Earlier this year, we introduced 16 weeks of paid parental leave through the development of flexible leave plans. Our team can tailor leave plans to suit their family circumstances. By enabling the team to take leave in a flexible way, we have seen a 50% increase in family leave usage!

We introduced No FOMO week last December, an all-team holiday at the same time each year. This is the quietest period of the year for us, so we operated with skeleton staff and took a whole week off without any fear that we were missing out or in danger of returning to a pile of work. Our Slack was completely silent throughout the week, and everyone was able to switch off.

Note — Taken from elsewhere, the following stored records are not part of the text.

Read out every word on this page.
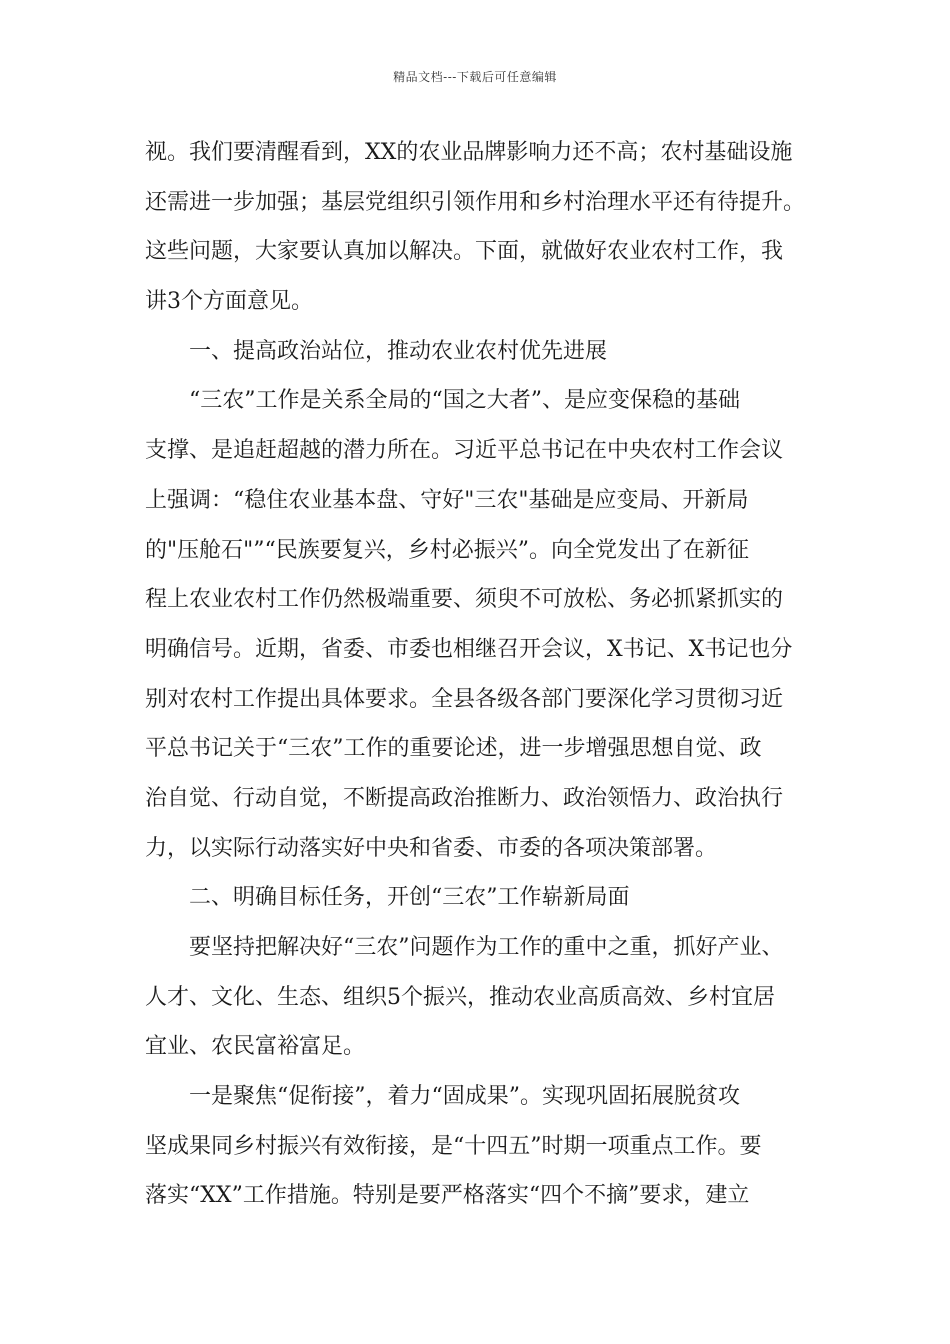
精品文档---下载后可任意编辑
视。我们要清醒看到，XX的农业品牌影响力还不高；农村基础设施
还需进一步加强；基层党组织引领作用和乡村治理水平还有待提升。
这些问题，大家要认真加以解决。下面，就做好农业农村工作，我
讲3个方面意见。
一、提高政治站位，推动农业农村优先进展
“三农”工作是关系全局的“国之大者”、是应变保稳的基础
支撑、是追赶超越的潜力所在。习近平总书记在中央农村工作会议
上强调：“稳住农业基本盘、守好"三农"基础是应变局、开新局
的"压舱石"”“民族要复兴，乡村必振兴”。向全党发出了在新征
程上农业农村工作仍然极端重要、须臾不可放松、务必抓紧抓实的
明确信号。近期，省委、市委也相继召开会议，X书记、X书记也分
别对农村工作提出具体要求。全县各级各部门要深化学习贯彻习近
平总书记关于“三农”工作的重要论述，进一步增强思想自觉、政
治自觉、行动自觉，不断提高政治推断力、政治领悟力、政治执行
力，以实际行动落实好中央和省委、市委的各项决策部署。
二、明确目标任务，开创“三农”工作崭新局面
要坚持把解决好“三农”问题作为工作的重中之重，抓好产业、
人才、文化、生态、组织5个振兴，推动农业高质高效、乡村宜居
宜业、农民富裕富足。
一是聚焦“促衔接”，着力“固成果”。实现巩固拓展脱贫攻
坚成果同乡村振兴有效衔接，是“十四五”时期一项重点工作。要
落实“XX”工作措施。特别是要严格落实“四个不摘”要求，建立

In terms of other time off, our team currently gets 35 days off each year (10 public holidays, 15 vacation days, 5 days for No FOMO Week, and 5 personal days). Last month at our all-team meetup in France, we announced an additional 5 days of paid vacation leave, plus the introduction of a new leave type, quarterly life leave (which allows for one day off per quarter planned in advance). This means that, from 2023 onward, our team will have up to 44 days off each year!

Float's leave policies

The quarterly life leave benefit’s purpose is twofold—we want to encourage the habit of regular time off, and we also want to reinforce the idea that it’s okay to take time off to just do life. You don’t need a planned holiday to justify switching off.

The most generous time off policies will fail if you don’t enable your team to use them

A recent study by Namely found that employees of their clients took an average of 12.09 days off when they had unlimited leave and 11.36 days with capped leave. So far this year, our team has used 70% of their allocated PTO, which amounts to an average of 15.5 working days per team member (up 5% from last year).

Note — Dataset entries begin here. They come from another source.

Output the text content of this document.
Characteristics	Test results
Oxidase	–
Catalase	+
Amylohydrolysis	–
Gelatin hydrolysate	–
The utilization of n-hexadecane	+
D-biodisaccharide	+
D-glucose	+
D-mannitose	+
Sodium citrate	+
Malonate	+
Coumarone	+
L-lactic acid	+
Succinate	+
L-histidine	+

This means we are doing better than a lot of teams with our averages, but we know there’s an opportunity to do even more! The beauty of being a fully bootstrapped and profitable team is that we have the flexibility (and means) to shape our time off policies to suit the needs of our team.

Specifically, our time off policies aim to help our team live their best work lives. That includes being able to take time away from work to unwind and unplug. We want to encourage our team to find meaning and balance in their work and personal lives. That requires setting boundaries and being able to log off completely—because the quality of our time away from work really matters.

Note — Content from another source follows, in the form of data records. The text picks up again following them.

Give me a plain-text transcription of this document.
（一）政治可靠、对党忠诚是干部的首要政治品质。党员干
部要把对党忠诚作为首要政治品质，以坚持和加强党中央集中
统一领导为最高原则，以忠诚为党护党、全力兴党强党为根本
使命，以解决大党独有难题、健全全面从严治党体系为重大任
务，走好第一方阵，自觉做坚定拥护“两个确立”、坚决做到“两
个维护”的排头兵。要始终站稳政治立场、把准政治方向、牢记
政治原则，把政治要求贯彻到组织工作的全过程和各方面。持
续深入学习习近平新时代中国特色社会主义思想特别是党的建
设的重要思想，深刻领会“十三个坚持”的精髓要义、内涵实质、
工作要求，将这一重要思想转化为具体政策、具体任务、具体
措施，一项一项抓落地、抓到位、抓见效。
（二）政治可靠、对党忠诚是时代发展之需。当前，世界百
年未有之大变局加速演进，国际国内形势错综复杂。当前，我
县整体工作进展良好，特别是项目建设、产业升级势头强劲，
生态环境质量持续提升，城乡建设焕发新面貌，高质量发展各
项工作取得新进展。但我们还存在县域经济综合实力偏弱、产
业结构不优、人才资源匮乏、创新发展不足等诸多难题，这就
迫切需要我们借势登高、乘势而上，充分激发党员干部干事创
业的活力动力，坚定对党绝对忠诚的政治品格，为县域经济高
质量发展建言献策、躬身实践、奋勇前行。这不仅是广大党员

A flexible time off policy does not mean it’s ambiguous

We committed to improving our compensation and employee perks and benefits as one of our company OKRs this year. We also debated introducing unlimited leave—which would have allowed our team to take as many sick, personal, or vacation days as they wanted.

Ultimately, we landed on 5 additional vacation days and our quarterly life leave because an unlimited PTO policy was simply too ambiguous.  As a fully remote, asynchronous team, we rely heavily on clear (and unambiguous) documents, policies, and processes. It’s what allows us to have the flexibility to design our own workdays and collaborate effectively within a globally distributed team while still maintaining autonomy

This way of working doesn’t restrict us—it empowers us. The same is true of our time off policies.

While perks and benefits are essential in bringing new talent to Float, and unlimited leave certainly sounds attractive, we haven’t seen any proof that it actually results in people taking more time off! We think that carefully considered policies deliver better value and that ambiguity does a disservice to our team. Getting people in the door is one thing, but helping them succeed and live their best work life is another entirely.

We can’t wait for our team to start using the new quarterly life leave benefit, and we hope it continues to help foster a culture that values our time offline as much as we value being online. We certainly won’t hesitate to amend the policy as needed to fit our evolving needs.

After all, designing and supporting a best work life requires detail, creativity, and purposeful perks and benefits that positively impact our team.